Non-surgical Options: Overflow

  • Self-intermittent Catherization (SIC) — Self-intermittent catherization involves the patient inserting a small catheter into the urethra to drain the bladder and then removing the catheter. The patient uses a clean, but not sterile, catheter each time and does this four to six times a day. 
     
  • Foley Catheter (Indwelling Catheter Drainage) — A Foley catheter is a thin tube inserted through the urethra into the bladder, allowing urine to drain from the body into an external bag.

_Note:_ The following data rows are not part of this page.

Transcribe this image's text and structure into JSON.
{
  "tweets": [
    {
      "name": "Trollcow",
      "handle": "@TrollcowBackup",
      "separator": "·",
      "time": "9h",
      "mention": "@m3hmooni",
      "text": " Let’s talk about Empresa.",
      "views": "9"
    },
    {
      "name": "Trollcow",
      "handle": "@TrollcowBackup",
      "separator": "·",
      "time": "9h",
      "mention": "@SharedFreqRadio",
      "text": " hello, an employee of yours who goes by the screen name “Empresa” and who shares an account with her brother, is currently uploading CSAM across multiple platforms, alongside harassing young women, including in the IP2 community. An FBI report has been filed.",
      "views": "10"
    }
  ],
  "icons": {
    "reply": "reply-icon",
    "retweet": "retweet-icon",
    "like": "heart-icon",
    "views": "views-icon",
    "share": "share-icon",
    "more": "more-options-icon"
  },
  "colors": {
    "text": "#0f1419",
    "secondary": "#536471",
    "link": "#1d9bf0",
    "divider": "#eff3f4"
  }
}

A balloon filled with sterile water is at the end of the tube and holds it in place. This is typically used as a last resort for men who are unable to empty their bladder and/or have severe leakage.

Surgical Options: Overflow

  • In some cases of overflow incontinence the cause is an obstruction of the prostate in those individuals who continue to have reasonable bladder function. Surgical relief of this obstructing tissue can correct the urinary retention and thus the overflow incontinence. A variety of methods including microwave therapy, laser therapy and transurethral resection of the prostate exists. The standard for treatment is a transurethral resection of the prostate. This requires a spinal anesthesia and a 30 to 60-minute surgical procedure done through the patient's urethra. The patient remains in the hospital one night, leaves the hospital with no catheters and is usually feeling completely normal in two weeks.